Case Report
Copyright ©The Author(s) 2022. Published by Baishideng Publishing Group Inc. All rights reserved.
World J Clin Cases. Oct 26, 2022; 10(30): 11198-11203
Published online Oct 26, 2022. doi: 10.12998/wjcc.v10.i30.11198
Accidental esophageal intubation via a large type C congenital tracheoesophageal fistula: A case report
Seong Min Hwang, Myeong Jin Kim, Sora Kim, Saeyoung Kim
Seong Min Hwang, Myeong Jin Kim, Sora Kim, Saeyoung Kim, Department of Anesthesiology and Pain Medicine, School of Medicine, Kyungpook National University, Daegu 41944, South Korea
Author contributions: Hwang SM contributed to manuscript writing and editing; Kim MJ and Kim SR contributed to data collection; Kim SY contributed to conceptualization and supervision; all authors have read and approved the final manuscript.
Informed consent statement: Informed written consent was obtained from the patient’s parents for the publication of this report and any accompanying images.
Conflict-of-interest statement: All the authors declare that they have no conflict of interest to disclose.
CARE Checklist (2016) statement: The authors have read the CARE Checklist (2016), and the manuscript was prepared and revised according to the CARE Checklist (2016).
Open-Access: This article is an open-access article that was selected by an in-house editor and fully peer-reviewed by external reviewers. It is distributed in accordance with the Creative Commons Attribution NonCommercial (CC BY-NC 4.0) license, which permits others to distribute, remix, adapt, build upon this work non-commercially, and license their derivative works on different terms, provided the original work is properly cited and the use is non-commercial. See: https://creativecommons.org/Licenses/by-nc/4.0/
Corresponding author: Saeyoung Kim, MD, PhD, Professor, Department of Anesthesiology and Pain Medicine, School of Medicine, Kyungpook National University, 130 Dongdeok-ro, Jung-gu, Daegu 41944, South Korea. saeyoungkim7@gmail.com
Received: August 1, 2022
Peer-review started: August 1, 2022
First decision: August 22, 2022
Revised: August 30, 2022
Accepted: September 19, 2022
Article in press: September 19, 2022
Published online: October 26, 2022
Abstract
BACKGROUND

Tracheoesophageal fistula (TEF) is a congenital anomaly characterized by interruptions in esophageal continuity with or without fistulous communication to the trachea. Anesthetic management during TEF repair is challenging because of the difficulty of perioperative airway management. It is important to determine the appropriate position of the endotracheal tube (ETT) for proper ventilation and to prevent excessive gastric dilatation. Therefore, the tip of the ETT should be placed immediately below the fistula and above the carina.

CASE SUMMARY

A full-term, one-day-old, 2.4 kg, 50 cm male neonate was diagnosed with TEF type C. During induction, an ETT was inserted using video laryngoscope and advanced deeply to ensure that the tip passed over the fistula, according to known strategies. The passage of the ETT through the vocal cords was confirmed via video laryngoscope. However, after inflating the ETT cuff, breath sounds were not heard on bilateral lung auscultation. Instead, gastric sounds were heard. Considering that a large fistula (approximately 6.60 mm × 4.54 mm) located 10.2 mm above the carina was confirmed on preoperative tracheal computed tomography, the possibility of unintentional esophageal intubation was highly suspected. Therefore, we decided to uncuff and withdraw the ETT carefully for repositioning, while monitoring auscultation and end-tidal CO2 simultaneously. At a certain point (9.5 cm from the lip), clear breath sounds and proper end-tidal CO2 readings were suddenly achieved, and adequate ventilation was possible.

CONCLUSION

Preanesthetic anatomical evaluation with imaging studies in TEF is necessary to minimize complications related to airway management.

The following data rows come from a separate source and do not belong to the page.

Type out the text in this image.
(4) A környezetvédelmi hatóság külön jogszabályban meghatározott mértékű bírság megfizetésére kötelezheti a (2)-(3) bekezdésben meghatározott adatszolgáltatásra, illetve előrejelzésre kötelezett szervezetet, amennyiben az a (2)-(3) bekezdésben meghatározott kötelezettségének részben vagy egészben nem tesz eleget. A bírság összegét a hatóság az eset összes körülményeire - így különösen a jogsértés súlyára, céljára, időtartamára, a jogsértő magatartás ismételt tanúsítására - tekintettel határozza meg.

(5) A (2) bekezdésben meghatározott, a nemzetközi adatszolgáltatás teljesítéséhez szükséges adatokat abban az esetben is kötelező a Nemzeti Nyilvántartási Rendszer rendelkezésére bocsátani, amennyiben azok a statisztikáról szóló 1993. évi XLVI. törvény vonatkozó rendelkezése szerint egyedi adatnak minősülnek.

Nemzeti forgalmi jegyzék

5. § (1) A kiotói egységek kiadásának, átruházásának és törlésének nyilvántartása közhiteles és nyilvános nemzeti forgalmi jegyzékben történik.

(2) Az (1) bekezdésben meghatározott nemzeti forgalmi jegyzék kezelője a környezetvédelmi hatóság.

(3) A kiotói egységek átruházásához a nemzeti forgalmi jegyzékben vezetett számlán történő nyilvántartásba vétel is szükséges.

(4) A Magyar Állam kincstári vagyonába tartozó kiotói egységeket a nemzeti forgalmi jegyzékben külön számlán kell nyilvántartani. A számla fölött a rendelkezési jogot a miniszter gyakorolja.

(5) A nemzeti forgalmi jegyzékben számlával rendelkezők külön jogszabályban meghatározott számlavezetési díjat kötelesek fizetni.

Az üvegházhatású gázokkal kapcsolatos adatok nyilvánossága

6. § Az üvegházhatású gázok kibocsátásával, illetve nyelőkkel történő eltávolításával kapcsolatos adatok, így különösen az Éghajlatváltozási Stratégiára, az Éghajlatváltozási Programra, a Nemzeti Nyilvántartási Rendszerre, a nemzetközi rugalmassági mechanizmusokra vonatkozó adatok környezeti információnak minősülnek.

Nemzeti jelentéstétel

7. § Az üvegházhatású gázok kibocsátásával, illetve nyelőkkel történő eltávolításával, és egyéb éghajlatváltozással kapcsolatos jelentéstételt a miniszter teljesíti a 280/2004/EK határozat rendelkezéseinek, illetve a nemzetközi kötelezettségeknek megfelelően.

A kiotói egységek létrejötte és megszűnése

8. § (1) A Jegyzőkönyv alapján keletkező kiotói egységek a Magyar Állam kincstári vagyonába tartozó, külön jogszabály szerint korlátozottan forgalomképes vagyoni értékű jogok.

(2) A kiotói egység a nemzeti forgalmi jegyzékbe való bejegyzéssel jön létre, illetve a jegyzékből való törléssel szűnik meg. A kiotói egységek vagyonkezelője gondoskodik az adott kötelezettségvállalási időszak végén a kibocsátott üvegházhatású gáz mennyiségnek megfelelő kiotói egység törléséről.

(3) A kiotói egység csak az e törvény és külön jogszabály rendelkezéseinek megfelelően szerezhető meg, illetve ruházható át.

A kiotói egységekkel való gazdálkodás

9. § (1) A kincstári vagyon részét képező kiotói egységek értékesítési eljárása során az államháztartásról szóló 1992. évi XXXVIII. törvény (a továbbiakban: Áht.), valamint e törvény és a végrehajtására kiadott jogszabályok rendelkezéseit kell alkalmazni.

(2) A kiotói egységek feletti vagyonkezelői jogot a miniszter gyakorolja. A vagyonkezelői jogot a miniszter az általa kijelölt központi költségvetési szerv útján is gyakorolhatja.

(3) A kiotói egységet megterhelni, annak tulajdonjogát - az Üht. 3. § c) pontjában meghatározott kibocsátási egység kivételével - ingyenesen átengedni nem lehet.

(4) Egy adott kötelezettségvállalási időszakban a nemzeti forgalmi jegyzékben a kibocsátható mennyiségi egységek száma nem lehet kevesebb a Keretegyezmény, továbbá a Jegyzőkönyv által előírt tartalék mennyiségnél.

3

Keywords: Tracheoesophageal fistula, Imaging study, Anatomy, Intubation, Airway management, Auscultation, Case report

Core Tip: Anesthetic management in tracheoesophageal fistula (TEF) repair is challenging for anesthesiologists because of the difficulty in airway management. Unexpected events during airway management can occur, resulting in catastrophic outcomes, such as desaturation, hypoxic damage, and even death. In our case, esophageal intubation was unintentionally performed because of the large fistula. We predicted the possibility of this event based on the preceding tracheal computed tomography, which helped us to obtain a better clinical outcome. Evaluating the anatomy of each patient with TEF using imaging studies before induction is essential to minimize complications and facilitate prompt management as necessary.